I wouldn't worry to much about the tube ID diameters and pump flow rates. Once you through a custom loop together you will see dramatic decreases in temps on the GPU and CPU regardless. The rest is just dropping down 1 or 2 more degrees here and there. I live in southwest Houston, TX running a R9 290 crossfire setup and everybody knows how hot those things run (95 C). Once I slapped a couple of EK full cover blocks on them, they barely get above 60 under load. They may climb towards's 70 if I crank up the over clock but I rarely do since I don't need the extra performance at the moment. the 780Ti's temps are much more manageable from what I've read and experienced with the previous generation GTX cards.
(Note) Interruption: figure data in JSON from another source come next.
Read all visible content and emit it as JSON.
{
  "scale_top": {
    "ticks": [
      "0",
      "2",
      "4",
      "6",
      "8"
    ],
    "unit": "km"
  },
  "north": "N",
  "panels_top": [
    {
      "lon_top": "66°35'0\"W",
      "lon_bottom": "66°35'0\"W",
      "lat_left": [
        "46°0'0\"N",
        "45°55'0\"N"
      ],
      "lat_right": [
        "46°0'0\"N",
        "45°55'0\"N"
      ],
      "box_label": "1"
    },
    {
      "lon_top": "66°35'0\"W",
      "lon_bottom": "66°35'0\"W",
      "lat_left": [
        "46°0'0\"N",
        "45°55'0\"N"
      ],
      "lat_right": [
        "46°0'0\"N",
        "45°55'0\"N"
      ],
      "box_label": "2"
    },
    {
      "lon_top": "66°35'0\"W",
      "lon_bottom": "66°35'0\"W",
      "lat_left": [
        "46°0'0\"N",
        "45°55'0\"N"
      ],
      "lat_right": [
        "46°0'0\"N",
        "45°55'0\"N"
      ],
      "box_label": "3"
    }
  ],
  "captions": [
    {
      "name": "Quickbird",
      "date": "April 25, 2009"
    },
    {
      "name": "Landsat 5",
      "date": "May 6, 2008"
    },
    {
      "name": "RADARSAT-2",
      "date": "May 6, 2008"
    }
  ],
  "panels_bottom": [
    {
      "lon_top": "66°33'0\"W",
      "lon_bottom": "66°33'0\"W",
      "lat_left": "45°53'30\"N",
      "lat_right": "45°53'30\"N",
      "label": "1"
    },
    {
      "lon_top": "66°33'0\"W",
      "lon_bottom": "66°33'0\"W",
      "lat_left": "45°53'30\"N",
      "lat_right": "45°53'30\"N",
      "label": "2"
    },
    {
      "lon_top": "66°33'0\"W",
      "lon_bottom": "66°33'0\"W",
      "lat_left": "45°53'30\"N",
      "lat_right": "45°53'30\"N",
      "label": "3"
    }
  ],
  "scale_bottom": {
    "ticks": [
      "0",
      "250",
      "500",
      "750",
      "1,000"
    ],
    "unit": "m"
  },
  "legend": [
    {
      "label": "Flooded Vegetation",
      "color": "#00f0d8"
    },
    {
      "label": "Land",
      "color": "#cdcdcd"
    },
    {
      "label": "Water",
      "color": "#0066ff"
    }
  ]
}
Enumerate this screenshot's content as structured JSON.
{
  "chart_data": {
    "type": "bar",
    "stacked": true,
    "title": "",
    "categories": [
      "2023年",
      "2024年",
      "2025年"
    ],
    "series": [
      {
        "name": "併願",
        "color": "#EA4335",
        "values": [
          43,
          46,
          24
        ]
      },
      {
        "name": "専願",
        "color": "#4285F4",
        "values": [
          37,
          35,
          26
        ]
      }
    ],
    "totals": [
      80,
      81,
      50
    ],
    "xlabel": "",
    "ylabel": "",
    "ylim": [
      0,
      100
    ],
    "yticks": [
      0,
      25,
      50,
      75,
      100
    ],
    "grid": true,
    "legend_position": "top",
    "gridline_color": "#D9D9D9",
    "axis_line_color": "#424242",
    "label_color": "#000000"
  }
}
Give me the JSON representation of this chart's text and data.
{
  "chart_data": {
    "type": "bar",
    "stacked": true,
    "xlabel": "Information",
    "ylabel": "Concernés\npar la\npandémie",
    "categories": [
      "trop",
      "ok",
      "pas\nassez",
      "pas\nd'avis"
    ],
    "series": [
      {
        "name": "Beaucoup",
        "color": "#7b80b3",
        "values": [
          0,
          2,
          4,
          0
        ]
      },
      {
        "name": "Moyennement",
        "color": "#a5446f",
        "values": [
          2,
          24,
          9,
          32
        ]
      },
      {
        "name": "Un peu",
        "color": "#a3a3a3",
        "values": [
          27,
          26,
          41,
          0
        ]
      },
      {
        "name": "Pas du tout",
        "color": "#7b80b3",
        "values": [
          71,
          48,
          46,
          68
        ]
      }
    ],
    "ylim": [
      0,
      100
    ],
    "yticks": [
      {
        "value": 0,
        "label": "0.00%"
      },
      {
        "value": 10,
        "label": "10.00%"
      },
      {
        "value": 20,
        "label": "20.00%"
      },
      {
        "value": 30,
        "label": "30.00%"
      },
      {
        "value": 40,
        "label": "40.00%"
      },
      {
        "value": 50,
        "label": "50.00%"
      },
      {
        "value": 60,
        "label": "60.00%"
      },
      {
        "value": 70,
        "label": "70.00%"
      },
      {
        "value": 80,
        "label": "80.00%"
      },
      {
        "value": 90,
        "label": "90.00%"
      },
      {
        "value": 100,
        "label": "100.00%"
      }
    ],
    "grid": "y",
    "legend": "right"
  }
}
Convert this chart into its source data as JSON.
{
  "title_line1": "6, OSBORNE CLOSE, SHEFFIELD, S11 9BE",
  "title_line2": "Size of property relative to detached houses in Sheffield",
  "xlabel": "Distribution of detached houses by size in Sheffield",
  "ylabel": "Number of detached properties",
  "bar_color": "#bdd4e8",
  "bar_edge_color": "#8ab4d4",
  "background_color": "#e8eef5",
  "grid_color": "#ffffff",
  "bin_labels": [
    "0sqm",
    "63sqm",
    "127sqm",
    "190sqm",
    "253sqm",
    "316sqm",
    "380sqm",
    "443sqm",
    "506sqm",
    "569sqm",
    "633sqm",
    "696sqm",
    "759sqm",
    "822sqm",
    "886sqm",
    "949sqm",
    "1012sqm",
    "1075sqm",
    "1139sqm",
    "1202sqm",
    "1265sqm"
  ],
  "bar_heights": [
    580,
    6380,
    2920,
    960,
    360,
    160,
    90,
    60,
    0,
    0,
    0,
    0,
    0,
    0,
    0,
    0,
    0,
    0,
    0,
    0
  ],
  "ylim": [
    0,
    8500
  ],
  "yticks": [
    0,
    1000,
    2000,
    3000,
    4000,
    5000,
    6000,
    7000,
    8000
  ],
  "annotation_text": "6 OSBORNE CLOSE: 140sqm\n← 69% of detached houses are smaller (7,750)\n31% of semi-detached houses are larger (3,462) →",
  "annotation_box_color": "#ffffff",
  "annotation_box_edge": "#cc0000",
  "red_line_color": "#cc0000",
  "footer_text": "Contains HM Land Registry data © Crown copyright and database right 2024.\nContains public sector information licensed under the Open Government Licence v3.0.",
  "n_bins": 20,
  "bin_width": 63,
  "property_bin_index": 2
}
Personally, I run 5/8 x 3/8 tubing b/c tubing 5/8 OD or larger makes better bends b/c of the thicker side wall of the tubing (less likely to deform on tight radius bends). I'm running through 3 water blocks ( 2 GPU's and the CPU) and 2 rads (a 3 x 120 mm and 3 x 140 mm) with a 800 lhr pump and my temps usually stay around 60 C under load with CPU overclocked to 4.5Ghz. Those blasted 290's heat up the whole system. My overall temps where several degrees lower when I was running a triple SLI 670 setup.
post #10 of 18
Also, I forgot mention before but I usually go with Performance-PCs for my parts and FrozenCPU as my backup. I usually compare the 2. Performance-PC's is usually a few dollars cheaper on the same parts and their standard shipping (Fedex Ground) usually gets to Houston in 2 to 3 days.